BY MEGAN KINCH, mediacoop.ca

Montreal activist Jaggi Singh is free.

Charged with ‘counseling mischief’ at a press conference prior to the 2010 G20 protests in Toronto where he urged people to “take down those fences and those walls that separate us,” he faced a possible jail sentence of 6 months. The judge, however, handed down a suspended sentence, counting time served on house arrest.

Jaggi emerged from the old city hall courthouse into the brilliant sunlight, greeted by supporters and quickly surrounded by a media scrum. He had no apologies.

“I have no regret for what I said. My only regret is that we didn’t succeed in tearing down that fence, and we didn’t succeed in effectively disrupting the G20 in the way it deserved to be disrupted,” he said…

Jaggi also sent solidarity messages to those still facing charges—people like Byron Sonne and Ryan Rainville, both of whom faced significant jail time and severe bail conditions. Sonne was only recently released from jail…

Singh drew attention to the double standard applied to activists being charged for speech crimes, and police, who displayed significant violence against hundreds of people during the G20, and who got off with impunity.

“Two police officers charged? That’s just a drop in the bucket,” said Singh. “I’m here to defend what I said and I’m not ashamed of it.

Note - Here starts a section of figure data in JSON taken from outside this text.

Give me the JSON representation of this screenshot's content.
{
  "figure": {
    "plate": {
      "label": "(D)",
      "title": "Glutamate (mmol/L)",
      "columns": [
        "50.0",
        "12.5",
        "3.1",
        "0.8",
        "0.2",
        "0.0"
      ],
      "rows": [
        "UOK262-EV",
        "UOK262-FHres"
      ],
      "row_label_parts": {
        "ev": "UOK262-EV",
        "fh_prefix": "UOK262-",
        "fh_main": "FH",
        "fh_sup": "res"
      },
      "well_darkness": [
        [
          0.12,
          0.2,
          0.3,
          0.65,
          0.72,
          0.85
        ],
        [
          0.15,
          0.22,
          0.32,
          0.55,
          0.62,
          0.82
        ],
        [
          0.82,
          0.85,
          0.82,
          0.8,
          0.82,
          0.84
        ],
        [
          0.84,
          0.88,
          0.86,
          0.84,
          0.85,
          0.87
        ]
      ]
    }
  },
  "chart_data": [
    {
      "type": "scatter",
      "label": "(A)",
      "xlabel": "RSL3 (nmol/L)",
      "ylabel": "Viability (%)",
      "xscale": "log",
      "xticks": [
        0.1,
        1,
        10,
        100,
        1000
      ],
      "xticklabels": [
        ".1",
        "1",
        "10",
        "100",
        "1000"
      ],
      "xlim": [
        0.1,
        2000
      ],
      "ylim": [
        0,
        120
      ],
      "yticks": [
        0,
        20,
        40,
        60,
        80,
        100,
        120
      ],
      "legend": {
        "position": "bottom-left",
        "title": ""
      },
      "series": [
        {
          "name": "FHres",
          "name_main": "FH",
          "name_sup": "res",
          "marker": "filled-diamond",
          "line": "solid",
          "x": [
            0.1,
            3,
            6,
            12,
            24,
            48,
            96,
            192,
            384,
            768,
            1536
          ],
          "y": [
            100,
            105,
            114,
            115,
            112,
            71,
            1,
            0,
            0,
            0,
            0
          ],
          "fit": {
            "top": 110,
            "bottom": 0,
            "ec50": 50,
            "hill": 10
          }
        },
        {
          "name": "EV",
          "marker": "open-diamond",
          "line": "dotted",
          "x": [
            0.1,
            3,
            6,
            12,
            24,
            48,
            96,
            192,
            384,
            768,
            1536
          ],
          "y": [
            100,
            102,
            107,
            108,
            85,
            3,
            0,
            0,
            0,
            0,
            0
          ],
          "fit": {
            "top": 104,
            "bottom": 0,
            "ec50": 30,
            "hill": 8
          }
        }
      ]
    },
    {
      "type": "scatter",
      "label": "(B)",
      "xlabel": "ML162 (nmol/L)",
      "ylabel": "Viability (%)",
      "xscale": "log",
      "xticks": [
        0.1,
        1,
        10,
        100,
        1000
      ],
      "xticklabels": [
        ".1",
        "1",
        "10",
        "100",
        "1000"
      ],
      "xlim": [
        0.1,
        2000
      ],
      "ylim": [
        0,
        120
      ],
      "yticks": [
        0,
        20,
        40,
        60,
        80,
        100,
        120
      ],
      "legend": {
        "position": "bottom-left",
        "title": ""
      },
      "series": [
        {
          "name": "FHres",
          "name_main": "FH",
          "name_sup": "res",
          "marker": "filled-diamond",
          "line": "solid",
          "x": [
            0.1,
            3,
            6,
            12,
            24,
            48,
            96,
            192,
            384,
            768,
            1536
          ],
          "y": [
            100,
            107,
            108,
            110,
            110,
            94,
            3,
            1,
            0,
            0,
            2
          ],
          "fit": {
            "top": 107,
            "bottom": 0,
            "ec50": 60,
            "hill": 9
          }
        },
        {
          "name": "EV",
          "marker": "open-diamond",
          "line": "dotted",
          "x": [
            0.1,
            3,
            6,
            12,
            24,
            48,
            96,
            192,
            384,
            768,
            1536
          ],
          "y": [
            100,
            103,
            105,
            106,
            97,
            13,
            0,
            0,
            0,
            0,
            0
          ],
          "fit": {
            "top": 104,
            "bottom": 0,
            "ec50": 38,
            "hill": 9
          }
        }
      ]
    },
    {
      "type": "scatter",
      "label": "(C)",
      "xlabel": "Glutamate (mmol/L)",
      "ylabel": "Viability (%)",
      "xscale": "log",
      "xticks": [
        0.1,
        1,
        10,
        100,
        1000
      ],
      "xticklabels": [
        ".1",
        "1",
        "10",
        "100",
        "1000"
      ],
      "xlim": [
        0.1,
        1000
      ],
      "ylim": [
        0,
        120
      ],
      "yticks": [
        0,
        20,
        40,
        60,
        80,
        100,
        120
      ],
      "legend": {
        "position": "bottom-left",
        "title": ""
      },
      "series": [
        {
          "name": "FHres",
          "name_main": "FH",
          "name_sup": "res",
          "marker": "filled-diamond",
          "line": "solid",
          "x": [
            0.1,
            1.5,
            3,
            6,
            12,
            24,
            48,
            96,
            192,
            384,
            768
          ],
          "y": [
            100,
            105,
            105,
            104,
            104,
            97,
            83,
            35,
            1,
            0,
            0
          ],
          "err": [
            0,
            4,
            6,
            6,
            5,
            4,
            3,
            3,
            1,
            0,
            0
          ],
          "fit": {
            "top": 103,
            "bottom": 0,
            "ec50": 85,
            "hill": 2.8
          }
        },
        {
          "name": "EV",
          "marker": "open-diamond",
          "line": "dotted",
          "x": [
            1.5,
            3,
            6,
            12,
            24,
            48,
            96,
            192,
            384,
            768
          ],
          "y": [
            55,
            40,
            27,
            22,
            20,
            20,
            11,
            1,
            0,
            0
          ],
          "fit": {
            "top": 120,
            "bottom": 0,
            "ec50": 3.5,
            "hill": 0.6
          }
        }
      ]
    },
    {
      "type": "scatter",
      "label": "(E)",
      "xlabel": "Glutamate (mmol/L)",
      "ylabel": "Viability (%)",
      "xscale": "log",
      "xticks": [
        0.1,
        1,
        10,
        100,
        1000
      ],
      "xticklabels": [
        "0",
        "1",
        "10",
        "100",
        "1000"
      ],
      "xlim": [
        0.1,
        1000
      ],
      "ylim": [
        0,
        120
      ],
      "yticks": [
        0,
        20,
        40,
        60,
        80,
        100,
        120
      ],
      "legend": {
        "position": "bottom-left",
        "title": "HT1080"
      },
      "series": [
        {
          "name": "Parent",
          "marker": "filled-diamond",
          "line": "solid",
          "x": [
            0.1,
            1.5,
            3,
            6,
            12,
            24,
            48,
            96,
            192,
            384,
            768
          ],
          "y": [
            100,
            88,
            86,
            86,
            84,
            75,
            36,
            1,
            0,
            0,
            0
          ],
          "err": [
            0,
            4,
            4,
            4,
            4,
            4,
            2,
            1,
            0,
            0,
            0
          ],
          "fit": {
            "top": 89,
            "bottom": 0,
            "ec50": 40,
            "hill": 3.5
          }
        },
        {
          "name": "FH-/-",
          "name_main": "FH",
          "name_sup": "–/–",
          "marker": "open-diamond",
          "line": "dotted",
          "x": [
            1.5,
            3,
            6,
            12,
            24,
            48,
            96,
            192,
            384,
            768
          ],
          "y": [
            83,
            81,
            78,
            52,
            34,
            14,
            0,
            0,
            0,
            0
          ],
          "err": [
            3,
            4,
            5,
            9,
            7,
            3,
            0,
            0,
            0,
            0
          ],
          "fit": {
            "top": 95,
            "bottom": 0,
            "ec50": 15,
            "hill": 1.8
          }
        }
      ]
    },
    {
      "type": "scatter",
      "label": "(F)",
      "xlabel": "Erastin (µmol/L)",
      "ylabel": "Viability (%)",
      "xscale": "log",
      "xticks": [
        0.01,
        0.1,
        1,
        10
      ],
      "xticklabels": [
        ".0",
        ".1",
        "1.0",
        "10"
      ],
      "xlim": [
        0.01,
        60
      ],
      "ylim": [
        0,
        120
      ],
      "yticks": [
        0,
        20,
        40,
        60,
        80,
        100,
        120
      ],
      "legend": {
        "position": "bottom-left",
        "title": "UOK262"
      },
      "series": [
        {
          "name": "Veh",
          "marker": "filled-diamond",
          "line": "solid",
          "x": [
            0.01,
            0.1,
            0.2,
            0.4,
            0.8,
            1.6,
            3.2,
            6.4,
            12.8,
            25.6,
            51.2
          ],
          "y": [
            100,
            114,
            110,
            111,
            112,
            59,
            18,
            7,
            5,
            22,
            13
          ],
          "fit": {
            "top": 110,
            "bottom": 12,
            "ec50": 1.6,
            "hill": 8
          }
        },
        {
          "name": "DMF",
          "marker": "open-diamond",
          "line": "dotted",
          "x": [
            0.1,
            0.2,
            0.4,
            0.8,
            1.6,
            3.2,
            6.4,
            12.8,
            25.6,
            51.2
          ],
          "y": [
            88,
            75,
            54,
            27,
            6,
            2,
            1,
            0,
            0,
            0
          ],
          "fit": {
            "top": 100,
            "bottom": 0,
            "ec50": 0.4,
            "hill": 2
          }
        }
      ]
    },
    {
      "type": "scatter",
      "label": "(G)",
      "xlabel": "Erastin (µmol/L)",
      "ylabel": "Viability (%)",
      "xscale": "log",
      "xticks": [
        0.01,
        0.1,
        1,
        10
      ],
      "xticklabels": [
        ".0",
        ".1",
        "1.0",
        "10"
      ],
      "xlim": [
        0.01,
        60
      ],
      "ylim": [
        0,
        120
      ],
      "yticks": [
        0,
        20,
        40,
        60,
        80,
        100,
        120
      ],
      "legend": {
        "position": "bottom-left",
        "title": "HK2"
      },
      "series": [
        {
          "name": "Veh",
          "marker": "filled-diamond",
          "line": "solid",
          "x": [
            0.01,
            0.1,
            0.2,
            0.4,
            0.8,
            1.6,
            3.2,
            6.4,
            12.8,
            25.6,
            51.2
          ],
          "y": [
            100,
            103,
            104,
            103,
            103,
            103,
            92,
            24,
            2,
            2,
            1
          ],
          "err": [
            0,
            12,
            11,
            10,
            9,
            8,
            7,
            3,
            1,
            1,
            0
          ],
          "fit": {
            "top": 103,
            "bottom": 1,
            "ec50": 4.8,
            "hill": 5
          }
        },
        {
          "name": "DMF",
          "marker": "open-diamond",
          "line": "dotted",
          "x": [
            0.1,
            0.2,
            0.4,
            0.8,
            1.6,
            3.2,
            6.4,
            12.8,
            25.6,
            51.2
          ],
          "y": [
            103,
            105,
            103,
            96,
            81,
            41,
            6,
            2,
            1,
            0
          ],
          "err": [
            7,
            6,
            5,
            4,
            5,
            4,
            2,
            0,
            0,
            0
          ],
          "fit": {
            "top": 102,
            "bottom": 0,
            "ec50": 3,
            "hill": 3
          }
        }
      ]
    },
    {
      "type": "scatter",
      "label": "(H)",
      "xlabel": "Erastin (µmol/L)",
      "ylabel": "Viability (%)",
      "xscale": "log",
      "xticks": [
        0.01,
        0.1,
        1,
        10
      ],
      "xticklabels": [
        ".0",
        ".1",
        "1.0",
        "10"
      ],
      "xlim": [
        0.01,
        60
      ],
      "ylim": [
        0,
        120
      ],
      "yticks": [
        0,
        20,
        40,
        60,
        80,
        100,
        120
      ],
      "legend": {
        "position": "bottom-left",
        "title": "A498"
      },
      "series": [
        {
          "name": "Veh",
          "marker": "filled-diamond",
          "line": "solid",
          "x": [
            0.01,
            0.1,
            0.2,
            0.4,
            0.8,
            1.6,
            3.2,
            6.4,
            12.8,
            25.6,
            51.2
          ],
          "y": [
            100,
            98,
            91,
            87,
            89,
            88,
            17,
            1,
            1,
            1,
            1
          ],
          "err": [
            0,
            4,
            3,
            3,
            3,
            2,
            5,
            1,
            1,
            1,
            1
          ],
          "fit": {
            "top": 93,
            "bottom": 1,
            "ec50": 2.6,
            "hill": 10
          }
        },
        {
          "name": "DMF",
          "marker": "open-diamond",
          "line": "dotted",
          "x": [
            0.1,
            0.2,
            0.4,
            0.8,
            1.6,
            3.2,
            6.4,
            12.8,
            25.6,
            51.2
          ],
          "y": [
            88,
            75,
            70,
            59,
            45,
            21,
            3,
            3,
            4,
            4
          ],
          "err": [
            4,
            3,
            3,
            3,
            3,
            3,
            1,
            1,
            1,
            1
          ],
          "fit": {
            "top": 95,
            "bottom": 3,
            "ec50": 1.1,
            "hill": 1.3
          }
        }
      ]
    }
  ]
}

Meanwhile you have cops on the stand [who] were basically lying—lying about the identity of another cop [who] was totally identifiable.”

This double standard also applies to the massively expensive undercover operation against activists recently covered by Tim Groves. Singh suggested that if state money was spent infiltrating other right-wing or corporate groups, they might uncover more significant criminal activity.

“What if they infiltrated political lobbyists?” he said. “But instead they spent 2 years infiltrating political groups and all they get is a bunch of people talking about the G20, talking about what happened anyway—and that’s a conspiracy charge, even though thousands of people were talking about what might happen at the G20.”

Jaggi Singh is heading home to Montreal to continue organizing mass movements for social justice, because just being released is not enough. He stood on the courthouse steps, staring up at the sandstone structure that of Old City Hall, which represents both Canada’s colonial past, and the present justice system in Canada.

“If we had real justice,” he said, “it would be the G20 leaders up there in the courtroom facing charges.”